Rhiannon stared at her unseeingly. “Are you sure?”

Fia lifted her shoulders indifferently. “I conjecture. What else is he spending his money on? Certainly not clothes!” She sniffed.

“Miss Russell!” A deep, masculine burr drew Rhiannon’s stricken gaze from Fia’s inimical one.

Thomas Donne strode up the stairs two at a time, his hard face softening at the sight of Rhiannon. Beside her Fia’s expression grew guarded.

The girl drew back on Donne’s approach, as though she could not bear for him to see her with her eyes bright and her skin flushed. Donne did not spare her a glance.

“You’re not going to the fight, are you, Miss Russell?” he said to Rhiannon.

“I’m afraid I don’t know what you mean,” Rhiannon mumbled, the implications of what Fia had told her wheeling through her mind. “Lord Carr insisted that I attend some sort of entertainment.
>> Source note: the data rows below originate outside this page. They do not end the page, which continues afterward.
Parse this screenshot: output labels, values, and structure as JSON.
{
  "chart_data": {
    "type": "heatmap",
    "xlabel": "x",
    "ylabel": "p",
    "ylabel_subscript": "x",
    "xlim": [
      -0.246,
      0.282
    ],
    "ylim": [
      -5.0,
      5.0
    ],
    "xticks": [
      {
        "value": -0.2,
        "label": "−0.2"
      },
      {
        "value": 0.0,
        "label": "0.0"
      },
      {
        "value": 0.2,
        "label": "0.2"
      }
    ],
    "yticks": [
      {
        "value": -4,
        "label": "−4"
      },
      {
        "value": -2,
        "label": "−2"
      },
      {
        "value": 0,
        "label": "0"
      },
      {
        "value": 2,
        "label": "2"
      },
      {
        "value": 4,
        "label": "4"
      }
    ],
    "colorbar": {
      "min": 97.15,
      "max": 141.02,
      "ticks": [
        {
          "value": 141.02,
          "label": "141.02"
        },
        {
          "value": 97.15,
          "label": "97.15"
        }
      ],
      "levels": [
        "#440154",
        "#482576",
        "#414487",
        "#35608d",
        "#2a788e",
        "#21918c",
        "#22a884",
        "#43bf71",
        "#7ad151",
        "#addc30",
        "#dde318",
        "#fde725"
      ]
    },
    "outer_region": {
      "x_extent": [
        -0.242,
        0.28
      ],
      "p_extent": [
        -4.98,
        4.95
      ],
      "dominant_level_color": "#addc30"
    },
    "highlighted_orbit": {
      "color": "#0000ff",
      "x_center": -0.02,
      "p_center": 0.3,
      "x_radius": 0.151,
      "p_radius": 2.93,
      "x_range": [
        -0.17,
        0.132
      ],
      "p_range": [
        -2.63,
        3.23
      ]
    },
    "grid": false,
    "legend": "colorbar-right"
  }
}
He said nothing about a fight. Not a cockfight? Or bear baiting. I can’t abide either.”

Donne glanced sharply at Fia. “No, Miss Russell. This is men fighting, bare-knuckled street savagery. Nothing a lady should witness.”

“Carr specifically asked for her,” Fia said calmly. “And many other ladies will be present, have been present all this week. It’s not as abhorrent as you make out, Lord Donne. I doubt Miss Russell is so much more sensitive than the rest of us.”

“Other ladies will be present?” Rhiannon asked doubtfully. She had no desire to see two men beat each other but if it provided the chance to press Carr about leaving here and, perhaps, discovering more about Ash and Raine, she would take that opportunity.

“Other women will be there,” Donne allowed flatly. “But I would not place Miss Russell amongst their ilk. Refuse, Miss Russell,” Donne urged. “Your attendance can only cause you distress. It’s scandalous even for Carr. Even for this crowd.”

“You’ve become a prude, Lord Donne,” Fia said haughtily. “ ’Tis nothing more than an interesting demonstration. Personally, I agree with you that the thing should be called off, but only because it makes him so unprepossessing to face over the dining table. But why should Miss Russell care? If she really was kidnapped, as ’tis rumored, she might even enjoy seeing him receive a good thrashing.”

Donne swung on Fia, his mouth smiling politely but his eyes flat with scorn. “Don’t measure another’s capacity for decency by what little you … see in others. Whatever Miss Russell has suffered at your family’s hands, I cannot think she wishes to witness Merrick’s crippling.”

“Merrick?” Rhiannon echoed in unwilling alarm. “How is that?”

Donne stared at her. “But … didn’t Fia or Carr tell you?”

“What?” Rhiannon asked.

“Ash Merrick is one of the combatants.”